In the newer types of furnaces with an induced draft blower (small blower that blows air into the vent that carries the fumes out of the house), the cracks can develop in many different locations. Depending on the brand of furnace, some have particular problem areas. When these heat exchangers crack, the distribution blower will create a disturbance on the burners. This disturbance is easy to see if you know what you are looking for. The disturbance alone will usually cause the furnace to start producing carbon monoxide.
The good thing about these types of furnaces is the draft inducer motor assembly usually creates a negative pressure inside the heat exchanger and pulls air into the crack then vents it to the outside. They are also usually equipped with some safety switches that can sense this and will shut off the furnace.

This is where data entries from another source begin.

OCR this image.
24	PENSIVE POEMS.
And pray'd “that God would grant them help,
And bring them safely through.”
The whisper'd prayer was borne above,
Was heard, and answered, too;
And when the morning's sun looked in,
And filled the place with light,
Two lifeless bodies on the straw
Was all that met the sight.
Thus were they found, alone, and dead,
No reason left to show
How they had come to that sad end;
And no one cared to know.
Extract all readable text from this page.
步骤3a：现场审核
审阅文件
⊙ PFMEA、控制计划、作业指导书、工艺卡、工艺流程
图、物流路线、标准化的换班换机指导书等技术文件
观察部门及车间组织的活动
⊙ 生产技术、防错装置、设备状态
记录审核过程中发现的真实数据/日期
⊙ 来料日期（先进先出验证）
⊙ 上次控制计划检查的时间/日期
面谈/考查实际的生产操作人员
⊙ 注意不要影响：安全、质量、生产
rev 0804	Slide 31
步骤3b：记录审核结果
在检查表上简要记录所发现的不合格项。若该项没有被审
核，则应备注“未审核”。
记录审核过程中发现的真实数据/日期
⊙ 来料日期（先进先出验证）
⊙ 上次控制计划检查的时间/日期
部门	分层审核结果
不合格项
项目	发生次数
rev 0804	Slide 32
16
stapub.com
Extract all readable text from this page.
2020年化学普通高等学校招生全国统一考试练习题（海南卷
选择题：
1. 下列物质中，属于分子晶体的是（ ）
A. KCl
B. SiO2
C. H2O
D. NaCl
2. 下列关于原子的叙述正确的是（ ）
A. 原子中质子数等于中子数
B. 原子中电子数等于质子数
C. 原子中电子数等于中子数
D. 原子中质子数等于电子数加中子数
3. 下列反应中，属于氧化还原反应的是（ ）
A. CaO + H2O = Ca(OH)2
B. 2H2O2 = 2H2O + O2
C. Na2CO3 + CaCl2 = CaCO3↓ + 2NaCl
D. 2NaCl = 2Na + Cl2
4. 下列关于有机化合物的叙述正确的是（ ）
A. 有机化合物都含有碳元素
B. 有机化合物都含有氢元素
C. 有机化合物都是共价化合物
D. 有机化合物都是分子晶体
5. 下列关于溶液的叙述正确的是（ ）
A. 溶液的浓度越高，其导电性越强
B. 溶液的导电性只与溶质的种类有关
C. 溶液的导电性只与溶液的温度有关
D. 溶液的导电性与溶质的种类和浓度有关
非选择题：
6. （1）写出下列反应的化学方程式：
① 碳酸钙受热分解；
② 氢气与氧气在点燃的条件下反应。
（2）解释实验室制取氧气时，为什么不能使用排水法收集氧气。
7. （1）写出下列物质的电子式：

When a furnace is burning clean and the vent is drawing correctly, it will produce a very little amount of carbon monoxide. When they start burning dirty, the carbon monoxide level being produced will go up very quickly. As long as there is not a crack in the heat exchanger or a problem with the venting, the high levels of carbon monoxide will be carried out of the house through the vent.
That being said, if there is any question about how a furnace is operating, it should be checked by a professional that has the proper equipment. They should check the draw on the vent, observe the heat exchanger visually, and test for carbon monoxide levels around the furnace and in the flue. There are many other things they should check, but these are some of the most important safety items.